Population (September 30, 2016)
- • Total: 6,136
- • Density: 20.12/km^{2} (52.11/sq mi)
- Time zone: UTC+09:00 (JST)
- City hall address: 38-2 Minamihoroni, Kyōwa, Iwanai-gun, Hokkaido 048-2292
- Climate: Dfb
- Website: www.town.kyowa.hokkaido.jp
- Flower: Menyanthes
- Tree: Taxus cuspidata

= Kyōwa, Hokkaido =

Kyōwa (共和町, Kyōwa-chō) is a town located in Shiribeshi Subprefecture, Hokkaido, Japan.

As of September 2016, the town has an estimated population of 6,136, and a density of 20 persons per km^{2}. The total area is 304.96 km^{2}.

==Geography==
Kyōwa is located just south of the Shakotan Peninsula, near the Niseko Volcanic Group.

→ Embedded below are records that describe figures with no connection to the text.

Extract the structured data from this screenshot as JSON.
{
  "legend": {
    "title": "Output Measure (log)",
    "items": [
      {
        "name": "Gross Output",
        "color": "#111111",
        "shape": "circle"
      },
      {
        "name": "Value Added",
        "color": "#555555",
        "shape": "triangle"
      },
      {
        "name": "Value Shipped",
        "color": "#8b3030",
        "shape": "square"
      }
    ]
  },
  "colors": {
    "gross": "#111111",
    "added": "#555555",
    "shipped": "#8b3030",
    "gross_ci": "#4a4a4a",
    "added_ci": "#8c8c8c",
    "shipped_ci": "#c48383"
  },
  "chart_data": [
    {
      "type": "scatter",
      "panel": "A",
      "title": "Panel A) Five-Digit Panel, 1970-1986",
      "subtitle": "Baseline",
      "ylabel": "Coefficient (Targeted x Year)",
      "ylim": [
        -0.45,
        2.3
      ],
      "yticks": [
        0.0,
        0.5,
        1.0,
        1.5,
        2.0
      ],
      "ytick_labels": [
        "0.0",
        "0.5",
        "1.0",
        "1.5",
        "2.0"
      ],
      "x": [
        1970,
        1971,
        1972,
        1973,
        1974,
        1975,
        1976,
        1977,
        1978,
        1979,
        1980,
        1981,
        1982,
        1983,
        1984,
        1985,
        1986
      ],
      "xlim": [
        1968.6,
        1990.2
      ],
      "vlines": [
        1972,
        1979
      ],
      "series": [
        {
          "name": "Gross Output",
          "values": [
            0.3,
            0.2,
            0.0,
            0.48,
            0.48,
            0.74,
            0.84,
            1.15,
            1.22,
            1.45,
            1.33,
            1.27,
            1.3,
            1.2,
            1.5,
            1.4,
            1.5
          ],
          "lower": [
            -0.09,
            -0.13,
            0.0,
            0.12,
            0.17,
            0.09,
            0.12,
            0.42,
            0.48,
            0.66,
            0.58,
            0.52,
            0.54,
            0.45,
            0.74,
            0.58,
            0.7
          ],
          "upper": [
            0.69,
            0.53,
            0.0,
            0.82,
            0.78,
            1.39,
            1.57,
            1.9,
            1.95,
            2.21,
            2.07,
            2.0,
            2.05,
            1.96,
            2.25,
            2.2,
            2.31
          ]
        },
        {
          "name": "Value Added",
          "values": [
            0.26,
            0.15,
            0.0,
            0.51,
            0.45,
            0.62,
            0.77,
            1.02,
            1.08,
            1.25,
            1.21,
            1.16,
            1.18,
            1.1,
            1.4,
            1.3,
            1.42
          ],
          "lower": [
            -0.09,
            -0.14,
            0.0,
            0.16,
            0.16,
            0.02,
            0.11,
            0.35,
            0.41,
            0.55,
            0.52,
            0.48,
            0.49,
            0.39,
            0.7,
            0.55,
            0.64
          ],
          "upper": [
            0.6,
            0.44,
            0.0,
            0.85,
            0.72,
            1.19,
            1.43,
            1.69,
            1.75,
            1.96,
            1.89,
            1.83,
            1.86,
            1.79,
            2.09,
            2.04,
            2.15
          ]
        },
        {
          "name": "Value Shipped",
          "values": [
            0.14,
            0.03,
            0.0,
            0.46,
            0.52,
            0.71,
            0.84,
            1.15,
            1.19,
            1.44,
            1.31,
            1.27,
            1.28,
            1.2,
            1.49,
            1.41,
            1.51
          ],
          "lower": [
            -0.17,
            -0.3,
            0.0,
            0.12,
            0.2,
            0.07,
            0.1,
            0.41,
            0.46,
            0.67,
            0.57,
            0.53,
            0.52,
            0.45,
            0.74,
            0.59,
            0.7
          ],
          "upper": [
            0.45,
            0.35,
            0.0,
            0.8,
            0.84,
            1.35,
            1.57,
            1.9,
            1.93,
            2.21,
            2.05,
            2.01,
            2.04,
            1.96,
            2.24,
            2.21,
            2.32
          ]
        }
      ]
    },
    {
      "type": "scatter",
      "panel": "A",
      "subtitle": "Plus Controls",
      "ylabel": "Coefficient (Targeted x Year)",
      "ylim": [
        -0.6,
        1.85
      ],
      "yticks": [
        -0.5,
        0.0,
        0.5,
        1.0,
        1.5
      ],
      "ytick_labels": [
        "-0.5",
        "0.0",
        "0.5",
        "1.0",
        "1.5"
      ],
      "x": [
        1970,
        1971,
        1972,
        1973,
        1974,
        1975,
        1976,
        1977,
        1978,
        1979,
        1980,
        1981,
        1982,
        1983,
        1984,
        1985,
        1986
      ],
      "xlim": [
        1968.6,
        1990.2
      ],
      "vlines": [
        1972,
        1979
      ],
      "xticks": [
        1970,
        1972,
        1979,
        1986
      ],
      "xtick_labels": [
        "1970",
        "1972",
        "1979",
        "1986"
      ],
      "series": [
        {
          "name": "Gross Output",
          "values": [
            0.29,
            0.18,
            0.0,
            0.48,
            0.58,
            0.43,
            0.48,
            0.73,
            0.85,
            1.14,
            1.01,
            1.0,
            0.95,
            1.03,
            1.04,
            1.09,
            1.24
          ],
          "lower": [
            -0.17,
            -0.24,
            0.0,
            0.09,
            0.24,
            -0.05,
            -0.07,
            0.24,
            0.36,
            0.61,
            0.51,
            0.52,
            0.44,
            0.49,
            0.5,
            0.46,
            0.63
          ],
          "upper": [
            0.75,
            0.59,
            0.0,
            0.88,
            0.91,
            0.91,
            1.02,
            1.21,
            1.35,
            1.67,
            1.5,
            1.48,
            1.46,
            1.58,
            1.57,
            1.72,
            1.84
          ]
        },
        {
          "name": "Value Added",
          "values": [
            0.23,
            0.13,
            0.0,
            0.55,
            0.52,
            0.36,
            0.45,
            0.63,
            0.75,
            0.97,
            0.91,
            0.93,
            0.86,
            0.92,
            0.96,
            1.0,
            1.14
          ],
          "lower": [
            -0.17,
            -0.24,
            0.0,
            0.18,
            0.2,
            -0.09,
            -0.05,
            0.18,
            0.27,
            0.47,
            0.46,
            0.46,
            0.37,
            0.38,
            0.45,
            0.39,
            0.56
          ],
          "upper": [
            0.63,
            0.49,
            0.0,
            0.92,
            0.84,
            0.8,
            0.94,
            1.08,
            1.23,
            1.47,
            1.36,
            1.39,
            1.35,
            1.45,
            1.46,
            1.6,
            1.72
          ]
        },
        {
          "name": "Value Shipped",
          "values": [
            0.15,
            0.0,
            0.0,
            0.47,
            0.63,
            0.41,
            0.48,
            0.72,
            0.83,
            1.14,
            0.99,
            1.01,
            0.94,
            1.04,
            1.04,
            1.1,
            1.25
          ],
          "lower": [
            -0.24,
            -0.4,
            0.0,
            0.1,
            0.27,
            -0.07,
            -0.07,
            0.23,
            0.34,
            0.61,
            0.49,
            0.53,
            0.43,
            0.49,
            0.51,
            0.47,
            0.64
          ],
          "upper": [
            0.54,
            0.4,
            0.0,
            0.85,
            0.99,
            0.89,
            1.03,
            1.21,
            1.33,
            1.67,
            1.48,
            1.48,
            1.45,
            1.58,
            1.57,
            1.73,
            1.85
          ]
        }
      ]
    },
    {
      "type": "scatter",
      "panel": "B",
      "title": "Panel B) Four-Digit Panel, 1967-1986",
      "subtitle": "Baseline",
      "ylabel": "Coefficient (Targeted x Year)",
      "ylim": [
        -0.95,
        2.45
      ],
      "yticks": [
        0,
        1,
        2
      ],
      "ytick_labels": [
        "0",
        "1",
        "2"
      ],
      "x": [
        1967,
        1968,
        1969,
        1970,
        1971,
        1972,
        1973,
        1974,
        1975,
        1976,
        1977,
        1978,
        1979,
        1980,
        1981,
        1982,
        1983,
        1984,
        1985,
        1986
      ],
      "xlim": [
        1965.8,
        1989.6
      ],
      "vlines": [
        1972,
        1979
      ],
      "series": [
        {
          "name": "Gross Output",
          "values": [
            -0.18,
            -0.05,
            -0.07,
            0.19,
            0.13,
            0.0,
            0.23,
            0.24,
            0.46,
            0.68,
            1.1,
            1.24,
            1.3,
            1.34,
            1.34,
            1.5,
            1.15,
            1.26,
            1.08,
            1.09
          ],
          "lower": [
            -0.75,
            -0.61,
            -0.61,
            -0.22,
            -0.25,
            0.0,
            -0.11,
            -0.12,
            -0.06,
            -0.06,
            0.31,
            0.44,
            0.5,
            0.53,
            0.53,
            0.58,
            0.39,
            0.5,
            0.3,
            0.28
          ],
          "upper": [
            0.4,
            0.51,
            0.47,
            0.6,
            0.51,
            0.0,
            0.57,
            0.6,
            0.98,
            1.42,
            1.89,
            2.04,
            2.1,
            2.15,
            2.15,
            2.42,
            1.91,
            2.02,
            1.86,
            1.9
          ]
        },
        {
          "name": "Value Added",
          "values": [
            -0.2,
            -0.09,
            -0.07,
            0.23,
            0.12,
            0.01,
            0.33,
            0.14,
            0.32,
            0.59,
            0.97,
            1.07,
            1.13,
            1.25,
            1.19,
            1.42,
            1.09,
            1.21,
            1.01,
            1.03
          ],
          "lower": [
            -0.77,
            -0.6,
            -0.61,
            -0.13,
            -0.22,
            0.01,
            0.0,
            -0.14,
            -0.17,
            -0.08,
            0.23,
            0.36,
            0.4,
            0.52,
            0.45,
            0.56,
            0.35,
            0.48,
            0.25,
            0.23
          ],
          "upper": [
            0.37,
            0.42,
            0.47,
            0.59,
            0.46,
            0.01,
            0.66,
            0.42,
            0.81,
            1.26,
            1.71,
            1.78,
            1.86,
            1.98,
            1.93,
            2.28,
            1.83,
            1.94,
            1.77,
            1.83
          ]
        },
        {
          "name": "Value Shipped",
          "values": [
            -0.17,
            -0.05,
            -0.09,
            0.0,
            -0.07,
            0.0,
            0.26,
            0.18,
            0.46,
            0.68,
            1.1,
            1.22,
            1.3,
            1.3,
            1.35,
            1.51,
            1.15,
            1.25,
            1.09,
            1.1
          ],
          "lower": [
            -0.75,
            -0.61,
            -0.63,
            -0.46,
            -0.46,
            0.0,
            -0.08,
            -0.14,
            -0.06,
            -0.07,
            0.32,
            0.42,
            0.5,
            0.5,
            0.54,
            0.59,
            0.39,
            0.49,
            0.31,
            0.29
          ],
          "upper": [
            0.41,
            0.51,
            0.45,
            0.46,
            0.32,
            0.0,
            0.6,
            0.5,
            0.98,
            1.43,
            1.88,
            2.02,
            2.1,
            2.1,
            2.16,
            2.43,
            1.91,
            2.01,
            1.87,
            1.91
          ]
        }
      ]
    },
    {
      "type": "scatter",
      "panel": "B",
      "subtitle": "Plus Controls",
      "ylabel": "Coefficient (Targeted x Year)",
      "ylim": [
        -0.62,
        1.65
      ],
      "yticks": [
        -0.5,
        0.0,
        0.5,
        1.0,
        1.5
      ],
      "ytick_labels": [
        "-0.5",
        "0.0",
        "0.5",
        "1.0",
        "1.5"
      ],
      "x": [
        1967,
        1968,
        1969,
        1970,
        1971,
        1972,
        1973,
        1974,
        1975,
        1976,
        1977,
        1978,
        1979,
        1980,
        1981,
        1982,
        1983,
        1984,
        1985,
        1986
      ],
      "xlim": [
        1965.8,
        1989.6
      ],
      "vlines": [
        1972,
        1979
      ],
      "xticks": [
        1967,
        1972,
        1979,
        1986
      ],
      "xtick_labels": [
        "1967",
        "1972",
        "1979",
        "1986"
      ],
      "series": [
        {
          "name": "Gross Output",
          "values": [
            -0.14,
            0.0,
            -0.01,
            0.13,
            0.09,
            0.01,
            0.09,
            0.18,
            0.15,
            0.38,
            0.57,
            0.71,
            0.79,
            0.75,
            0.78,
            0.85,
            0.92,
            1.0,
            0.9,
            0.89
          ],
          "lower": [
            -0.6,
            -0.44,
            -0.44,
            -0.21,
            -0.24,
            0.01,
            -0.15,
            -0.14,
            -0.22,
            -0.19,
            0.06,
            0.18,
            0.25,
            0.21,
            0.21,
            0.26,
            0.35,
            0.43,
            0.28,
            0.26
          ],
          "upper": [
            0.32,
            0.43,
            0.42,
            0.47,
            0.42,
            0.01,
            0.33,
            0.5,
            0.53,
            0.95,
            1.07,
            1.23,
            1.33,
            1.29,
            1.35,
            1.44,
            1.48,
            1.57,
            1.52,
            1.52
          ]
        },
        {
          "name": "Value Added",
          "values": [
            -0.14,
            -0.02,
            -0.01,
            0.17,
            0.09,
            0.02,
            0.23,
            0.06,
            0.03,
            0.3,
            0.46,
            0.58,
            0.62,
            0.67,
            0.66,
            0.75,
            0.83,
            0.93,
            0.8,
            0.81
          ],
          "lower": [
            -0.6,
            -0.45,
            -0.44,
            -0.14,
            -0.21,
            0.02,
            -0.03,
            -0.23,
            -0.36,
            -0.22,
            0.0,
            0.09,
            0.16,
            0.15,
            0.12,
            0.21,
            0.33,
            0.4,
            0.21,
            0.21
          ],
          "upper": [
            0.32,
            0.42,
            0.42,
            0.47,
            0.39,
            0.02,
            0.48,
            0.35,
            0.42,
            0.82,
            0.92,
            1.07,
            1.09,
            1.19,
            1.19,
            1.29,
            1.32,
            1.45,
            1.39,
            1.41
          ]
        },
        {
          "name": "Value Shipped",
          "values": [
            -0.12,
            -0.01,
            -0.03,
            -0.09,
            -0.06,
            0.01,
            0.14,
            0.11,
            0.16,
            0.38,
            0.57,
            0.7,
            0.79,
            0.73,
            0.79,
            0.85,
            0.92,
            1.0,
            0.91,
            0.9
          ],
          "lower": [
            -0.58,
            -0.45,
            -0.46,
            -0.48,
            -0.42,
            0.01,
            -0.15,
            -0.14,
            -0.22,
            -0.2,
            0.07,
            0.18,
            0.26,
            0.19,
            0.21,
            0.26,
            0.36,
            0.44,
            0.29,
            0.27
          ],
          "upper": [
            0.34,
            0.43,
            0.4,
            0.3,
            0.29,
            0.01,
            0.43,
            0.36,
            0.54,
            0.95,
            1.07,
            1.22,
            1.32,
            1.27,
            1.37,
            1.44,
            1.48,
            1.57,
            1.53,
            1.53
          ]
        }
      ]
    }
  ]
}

===Neighboring towns and village===
- Furubira
- Iwanai
- Kutchan
- Niki
- Rankoshi
- Tomari

===Climate===

Climate data for Kyōwa (1991−2020 normals, extremes 1977−present)
| Month | Jan | Feb | Mar | Apr | May | Jun | Jul | Aug | Sep | Oct | Nov | Dec | Year |
| Record high °C (°F) | 9.4 (48.9) | 13.6 (56.5) | 16.3 (61.3) | 24.6 (76.3) | 30.0 (86.0) | 32.5 (90.5) | 34.7 (94.5) | 35.0 (95.0) | 33.4 (92.1) | 25.2 (77.4) | 21.2 (70.2) | 15.3 (59.5) | 35.0 (95.0) |
| Mean daily maximum °C (°F) | −0.5 (31.1) | 0.1 (32.2) | 3.8 (38.8) | 10.6 (51.1) | 16.5 (61.7) | 20.5 (68.9) | 24.5 (76.1) | 25.9 (78.6) | 22.5 (72.5) | 15.8 (60.4) | 8.4 (47.1) | 1.8 (35.2) | 12.5 (54.5) |
| Daily mean °C (°F) | −3.4 (25.9) | −3.0 (26.6) | 0.5 (32.9) | 6.3 (43.3) | 11.8 (53.2) | 16.0 (60.8) | 20.1 (68.2) | 21.4 (70.5) | 17.5 (63.5) | 11.2 (52.2) | 4.8 (40.6) | −1.1 (30.0) | 8.5 (47.3) |
| Mean daily minimum °C (°F) | −6.8 (19.8) | −6.7 (19.9) | −3.4 (25.9) | 1.7 (35.1) | 7.0 (44.6) | 11.9 (53.4) | 16.4 (61.5) | 17.4 (63.3) | 12.8 (55.0) | 6.6 (43.9) | 1.2 (34.2) | −4.2 (24.4) | 4.5 (40.1) |
| Record low °C (°F) | −17.8 (0.0) | −17.0 (1.4) | −15.4 (4.3) | −8.7 (16.3) | −0.8 (30.6) | 2.7 (36.9) | 7.6 (45.7) | 9.1 (48.4) | 2.9 (37.2) | −1.1 (30.0) | −7.7 (18.1) | −16.4 (2.5) | −17.8 (0.0) |
| Average precipitation mm (inches) | 56.3 (2.22) | 40.7 (1.60) | 40.6 (1.60) | 47.6 (1.87) | 61.1 (2.41) | 52.4 (2.06) | 96.4 (3.80) | 124.3 (4.89) | 118.7 (4.67) | 113.4 (4.46) | 110.4 (4.35) | 83.7 (3.30) | 948.7 (37.35) |
| Average snowfall cm (inches) | 200 (79) | 148 (58) | 81 (32) | 8 (3.1) | 0 (0) | 0 (0) | 0 (0) | 0 (0) | 0 (0) | 1 (0.4) | 32 (13) | 171 (67) | 643 (253) |
| Average precipitation days (≥ 1.0 mm) | 15.1 | 12.5 | 11.2 | 9.2 | 9.7 | 7.9 | 8.9 | 9.4 | 11.8 | 14.0 | 16.2 | 17.6 | 143.5 |
| Average snowy days (≥ 3 cm) | 19.8 | 16.1 | 10.7 | 1.1 | 0 | 0 | 0 | 0 | 0 | 0.1 | 3.5 | 15.7 | 67 |
| Mean monthly sunshine hours | 25.7 | 43.6 | 111.5 | 171.8 | 195.1 | 165.1 | 161.4 | 169.2 | 161.7 | 126.1 | 55.4 | 19.8 | 1,406.3 |
Source: Japan Meteorological Agency

==History==
- 1880: The village of Hattari was founded.
- 1897: The village of Maeda was founded.
- 1901: The village of Kozawa was founded.
- 1906: Hattari Village and Maeda Village became Second Class Villages.
- 1909: Kozawa Village became a Second Class Village.
- 1923: Hattari Village and Maeda Village became First Class Villages.
- 1955: Hattari Village, Maeda Village, and Kozawa Village were merged to form the new village of Kyōwa.
- 1971: Kyōwa Village became Kyōwa Town.

==Economics==
Kyōwa's main economic activity is farming, with watermelon, Japanese melon, and sweet corn as major crops. In line with the agricultural theme, the town's mascot is the kakashi, or scarecrow, images of which adorn features of the town including brickwork and light posts.

==Education==
- High school
  - Hokkaido Kyōwa High School
- Junior high school
  - Kyōwa Junior High School
- Elementary school
  - Hokushin Elementary School
  - Seiryo Elementary School
  - Toyo Elementary School

==Transportation==
Iwanai Line (Japanese National Railways) used to run through the town from Kozawa Station to Iwanai Station (Iwanai).